Confidential settlements are bad for patients.
We believe that lawsuits do much more than simply provide monetary compensation. Lawsuits improve the quality of standard of care for patients in the future. Unfortunately, confidential settlements deprive patients of the information they need to make an informed choice about their doctor or hospital.
A Story of Fraud, Deceit and Confidential Settlements
An orthopedic surgeon, Dr. Spyros Panos, was sued by over 100 patients for performing “phantom” surgeries. In more than a hundred lawsuits (and doubtless hundreds of other operations), Dr. Panos claimed to have performed surgeries that were not actually performed.

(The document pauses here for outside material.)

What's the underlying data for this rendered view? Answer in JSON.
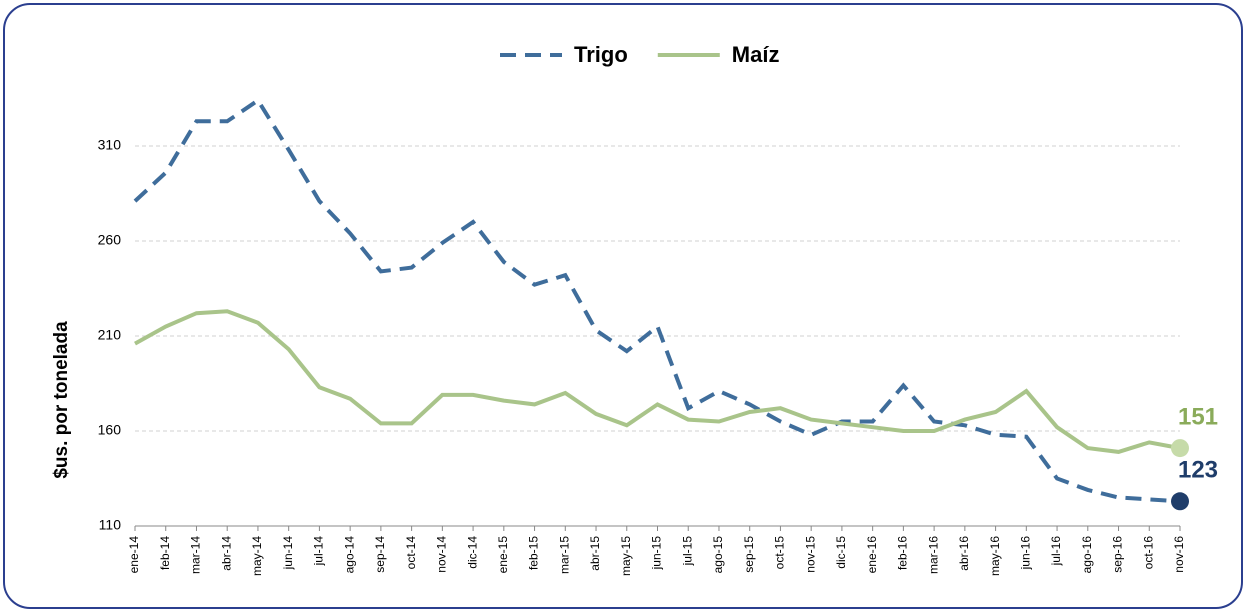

The patients were scheduled for surgery, the operation began and surgical incisions were made, but nothing else was done by Dr. Panos (hence, the term, “phantom” operation). Over the course of over a many years and hundreds of patients, Dr. Panos committed fraud upon his patients and violated their bodily integrity, trust and consent. Eventually, the patients discovered Dr. Panos’s fraud, brought lawsuits and Dr. Panos was suspended from practicing medicine in New York.
But there’s more to this sad story: Dr. Panos had been performing phantom operations for more than 15 years. As each new claim was brought, Dr. Panos settled the claims based on the condition that they must be confidential, i.e., no one can say a word about what Dr. Panos did. Because the settlements were confidential, none of his patients could discuss anything about Dr. Panos’s fraud.
As a result of the confidential settlements, none of Dr. Panos’s other patients had any information about his long history of fraud. Dr. Panos continued his practice of phantom operations without any consequences for more than 15 years. Dr. Panos’s patients sustained injuries and life-long harm that were perpetrated, at least in part, through confidential settlements.
This is why we will never agree to a confidential settlement.
A Confidential Settlement Can Expose Your Settlement to Income Taxes
Confidentiality can expose your settlement to income taxes that you would not otherwise have to pay. Under the federal tax code, monetary compensation received as a result of bodily harm is not subject to income taxes.
When confidentiality is a condition for settlement, a portion of the settlement amount can be subject to taxation. Hence, a confidential settlement can expose at least a portion of your settlement to income taxes that you would not otherwise have to pay.
You shouldn’t have to pay taxes on your settlement. This is another reason why a confidential settlement is bad, and why we never agree to confidentiality.
Our Position regarding Confidentiality is Non-Negotiable
While monetary compensation is an important goal of a lawsuit, our purpose is not solely to provide monetary compensation for you. As your law firm, our goal is to improve the standard of care for other patients in the future.
Truth is, we would rather go out of business than agree to a confidential settlement. This is a value that we will never compromise and we hope you understand why.
You may disagree with us and if so, that’s okay. In some cases, our clients do not agree with our core values and when that happens, we politely decline to represent them.
If you agree that confidential settlements are bad and you will never agree to confidentiality as part of a settlement, please sign this agreement where indicated and return it to us.
We are grateful for the opportunity to represent you.